You all know how obsessed I am with award shows. So when, among the Emmy talk, I heard in many places that an actress named Tatiana Maslany had been robbed of a nomination for her work on a sci-fi show called Orphan Black, I decided to check it out. This past weekend, I watched all ten episodes of Season 1 on On Demand.
And I discovered that those people were wrong. Tatiana Maslany does not deserve an Emmy nomination. She deserves at least six Emmy nominations. You see, she doesn’t just play one character- she plays several clones, and she does so extraordinarily well.
Let’s start from the beginning. In the pilot, Sarah Manning, a British-Canadian small-time crook who grew up in foster care, sees a woman in a train station who looks just like her. Seconds later, the woman has committed suicide by jumping in front of a train. Sarah wastes no time in snatching the woman’s purse. She discovers that the woman, Beth Childs, was a cop with $75,000 in the bank. Seeing an opportunity to start over with the young daughter from whom she’s been estranged, Sarah decides to impersonate Beth to get the money.

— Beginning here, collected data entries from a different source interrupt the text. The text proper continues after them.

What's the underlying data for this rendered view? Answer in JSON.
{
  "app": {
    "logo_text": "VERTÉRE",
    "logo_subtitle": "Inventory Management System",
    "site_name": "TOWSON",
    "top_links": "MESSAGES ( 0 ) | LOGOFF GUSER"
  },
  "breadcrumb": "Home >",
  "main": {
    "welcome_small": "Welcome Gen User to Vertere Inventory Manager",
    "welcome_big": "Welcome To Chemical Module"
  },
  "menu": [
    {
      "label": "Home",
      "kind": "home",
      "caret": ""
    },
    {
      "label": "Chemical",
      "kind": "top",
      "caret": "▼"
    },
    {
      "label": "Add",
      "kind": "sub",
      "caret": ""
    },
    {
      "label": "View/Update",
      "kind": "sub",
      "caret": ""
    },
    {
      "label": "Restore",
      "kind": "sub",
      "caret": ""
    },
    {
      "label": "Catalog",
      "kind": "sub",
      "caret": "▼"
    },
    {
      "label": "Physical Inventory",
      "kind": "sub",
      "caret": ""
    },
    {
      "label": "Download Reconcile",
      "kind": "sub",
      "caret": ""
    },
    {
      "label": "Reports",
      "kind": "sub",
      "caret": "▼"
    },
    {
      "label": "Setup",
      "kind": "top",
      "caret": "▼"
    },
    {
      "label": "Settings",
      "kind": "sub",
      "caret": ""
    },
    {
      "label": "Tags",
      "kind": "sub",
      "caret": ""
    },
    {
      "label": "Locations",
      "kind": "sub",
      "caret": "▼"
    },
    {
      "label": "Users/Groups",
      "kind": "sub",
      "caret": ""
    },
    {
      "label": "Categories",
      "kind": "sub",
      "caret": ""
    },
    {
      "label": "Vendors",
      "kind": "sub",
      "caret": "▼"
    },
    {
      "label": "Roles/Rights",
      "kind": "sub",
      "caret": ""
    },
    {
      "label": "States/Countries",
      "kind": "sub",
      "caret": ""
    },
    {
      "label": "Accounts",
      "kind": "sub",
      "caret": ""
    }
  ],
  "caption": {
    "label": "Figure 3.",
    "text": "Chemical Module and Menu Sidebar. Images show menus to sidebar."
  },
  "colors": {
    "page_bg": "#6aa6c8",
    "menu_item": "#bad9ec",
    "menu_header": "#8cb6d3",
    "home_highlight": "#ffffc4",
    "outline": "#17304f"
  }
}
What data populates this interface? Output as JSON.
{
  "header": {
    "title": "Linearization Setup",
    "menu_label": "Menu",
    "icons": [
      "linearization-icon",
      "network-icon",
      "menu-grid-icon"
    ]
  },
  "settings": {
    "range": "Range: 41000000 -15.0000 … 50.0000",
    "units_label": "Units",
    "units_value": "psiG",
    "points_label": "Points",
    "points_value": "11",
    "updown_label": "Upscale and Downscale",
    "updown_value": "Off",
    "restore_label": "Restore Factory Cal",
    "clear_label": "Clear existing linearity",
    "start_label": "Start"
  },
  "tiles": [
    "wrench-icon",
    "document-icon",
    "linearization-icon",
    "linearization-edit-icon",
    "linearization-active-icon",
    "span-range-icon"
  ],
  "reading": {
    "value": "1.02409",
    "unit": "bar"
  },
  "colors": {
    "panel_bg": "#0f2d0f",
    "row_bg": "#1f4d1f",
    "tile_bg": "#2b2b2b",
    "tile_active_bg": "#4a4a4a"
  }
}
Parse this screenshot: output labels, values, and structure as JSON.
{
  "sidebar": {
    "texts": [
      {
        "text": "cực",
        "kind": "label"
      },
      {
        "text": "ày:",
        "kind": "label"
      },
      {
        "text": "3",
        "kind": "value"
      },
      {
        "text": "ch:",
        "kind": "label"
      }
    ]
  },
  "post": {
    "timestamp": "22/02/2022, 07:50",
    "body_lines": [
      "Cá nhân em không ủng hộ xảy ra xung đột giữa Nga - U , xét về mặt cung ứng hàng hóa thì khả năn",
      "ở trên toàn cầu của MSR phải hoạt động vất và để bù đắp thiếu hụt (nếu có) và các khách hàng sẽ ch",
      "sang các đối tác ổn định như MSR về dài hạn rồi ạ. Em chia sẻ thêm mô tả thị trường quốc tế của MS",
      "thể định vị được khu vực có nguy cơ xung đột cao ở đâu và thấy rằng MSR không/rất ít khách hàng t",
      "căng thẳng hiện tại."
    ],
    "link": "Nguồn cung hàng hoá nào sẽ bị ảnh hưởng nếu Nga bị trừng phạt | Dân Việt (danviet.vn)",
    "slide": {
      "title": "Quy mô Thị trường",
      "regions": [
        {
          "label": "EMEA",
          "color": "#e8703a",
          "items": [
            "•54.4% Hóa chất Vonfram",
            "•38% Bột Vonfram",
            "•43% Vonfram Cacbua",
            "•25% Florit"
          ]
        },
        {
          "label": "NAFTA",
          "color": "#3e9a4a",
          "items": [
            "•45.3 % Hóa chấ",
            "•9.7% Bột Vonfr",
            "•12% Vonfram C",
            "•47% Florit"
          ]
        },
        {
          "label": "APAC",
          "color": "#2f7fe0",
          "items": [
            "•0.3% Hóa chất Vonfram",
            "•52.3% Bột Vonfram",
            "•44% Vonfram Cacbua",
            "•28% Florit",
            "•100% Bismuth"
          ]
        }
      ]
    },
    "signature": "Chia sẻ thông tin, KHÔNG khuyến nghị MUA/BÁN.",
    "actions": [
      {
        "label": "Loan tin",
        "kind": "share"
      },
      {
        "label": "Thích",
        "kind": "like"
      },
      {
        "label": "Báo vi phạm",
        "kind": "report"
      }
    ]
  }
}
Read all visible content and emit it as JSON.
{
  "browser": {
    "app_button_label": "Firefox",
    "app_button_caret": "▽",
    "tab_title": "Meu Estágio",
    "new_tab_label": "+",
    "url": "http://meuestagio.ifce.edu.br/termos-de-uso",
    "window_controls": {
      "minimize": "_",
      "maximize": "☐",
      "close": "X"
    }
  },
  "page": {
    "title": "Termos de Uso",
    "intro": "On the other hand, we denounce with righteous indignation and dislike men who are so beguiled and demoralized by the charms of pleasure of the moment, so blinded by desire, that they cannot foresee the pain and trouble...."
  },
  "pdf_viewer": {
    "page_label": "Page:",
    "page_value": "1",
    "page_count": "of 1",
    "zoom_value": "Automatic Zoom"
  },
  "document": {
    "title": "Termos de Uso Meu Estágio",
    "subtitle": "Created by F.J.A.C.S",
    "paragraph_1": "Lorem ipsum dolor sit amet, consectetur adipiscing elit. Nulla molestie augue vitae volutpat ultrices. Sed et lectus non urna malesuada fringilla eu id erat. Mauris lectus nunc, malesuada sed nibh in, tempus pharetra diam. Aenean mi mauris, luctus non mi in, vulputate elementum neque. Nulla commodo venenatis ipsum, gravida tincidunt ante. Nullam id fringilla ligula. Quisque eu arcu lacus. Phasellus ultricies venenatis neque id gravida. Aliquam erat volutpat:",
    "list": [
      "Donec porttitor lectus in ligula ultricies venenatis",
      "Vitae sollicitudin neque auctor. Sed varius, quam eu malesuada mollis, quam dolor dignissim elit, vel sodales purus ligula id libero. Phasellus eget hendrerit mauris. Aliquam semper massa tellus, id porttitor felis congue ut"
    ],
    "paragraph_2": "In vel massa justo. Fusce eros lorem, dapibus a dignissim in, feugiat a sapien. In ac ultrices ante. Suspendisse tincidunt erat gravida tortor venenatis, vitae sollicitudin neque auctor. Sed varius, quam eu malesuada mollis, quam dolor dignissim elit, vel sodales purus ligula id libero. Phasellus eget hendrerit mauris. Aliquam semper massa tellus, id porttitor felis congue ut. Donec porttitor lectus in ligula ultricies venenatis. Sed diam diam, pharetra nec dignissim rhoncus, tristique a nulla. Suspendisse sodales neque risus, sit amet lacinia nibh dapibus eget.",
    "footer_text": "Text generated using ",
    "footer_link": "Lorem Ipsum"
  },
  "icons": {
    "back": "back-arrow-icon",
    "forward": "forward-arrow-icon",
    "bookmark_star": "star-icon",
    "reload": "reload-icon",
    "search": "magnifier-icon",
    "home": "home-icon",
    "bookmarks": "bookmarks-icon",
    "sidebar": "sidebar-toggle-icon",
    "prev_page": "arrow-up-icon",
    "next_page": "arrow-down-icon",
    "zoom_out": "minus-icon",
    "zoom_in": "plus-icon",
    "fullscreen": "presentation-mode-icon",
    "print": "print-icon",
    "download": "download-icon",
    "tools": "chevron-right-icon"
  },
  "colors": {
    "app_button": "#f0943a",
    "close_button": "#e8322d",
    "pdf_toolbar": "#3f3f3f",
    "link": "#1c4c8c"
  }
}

But things quickly get complicated when Sarah realizes that Beth isn’t the her only lookalike. There’s a German woman who’s shot to death soon after Sarah meets her. There’s an uptight soccer mom named Allison and a dreadlocked science geek named Cosima. There are others who have also turned up dead- and there’s one who might be a killer.
All of these women, of course, are clones. They’re unwilling participants in a science experiment, and now someone is killing them off. And I can’t say much more without giving too much away!
Tatiana Maslany. Seriously, I can’t say enough good things about her on this show. The clones are all distinguished by hairdos and clothes, but she gives them all distinct mannerisms and speech patterns that make them impossible to confuse. She also makes layered characters out of people who could easily just be “types.” I found myself forgetting that the same actress plays so many characters. There are even some points when the clones impersonate each other and you find yourself thinking, “Who’d ever buy that Allison is Sarah?…Oh, wait, they’re actually played by the same person.”
Sarah is the clone we get to know first, and there turns out to be a lot more to her than initially meets the eye. We first see her stealing Beth’s purse seconds after Beth’s gruesome suicide, but she becomes more and more interesting as we learn about her childhood as an orphan in foster care, her love for and struggle to reconnect with the daughter who’s being raised by the same foster mother Sarah grew up with, and her past with an abusive ex-boyfriend. But the clones aren’t the only characters to watch. My favorite non-clone is Sarah’s snarky but loyal foster brother Felix, who serves as her confidant and often lends a hand when she needs help with a crazy situation she’s found herself in.
It’s a drama, obviously- did I mention someone is trying to kill them?- but it can also be very funny. Allison, the kind of suburban mother who hosts weekly neighborhood potlucks and has a whole room for her crafts, can be hilarious when her prim facade starts to crack. And one kind of interesting thing is that people never need much time to adjust to the news about the clones- which, while it might not be the most realistic reaction, means that not a lot of time is wasted on exposition.
The funny thing is that aside from The X-Files, I’m not into sci-fi at all. But this show rocks, and you have plenty of time to get caught up before Season 2 premieres on BBC America in the spring!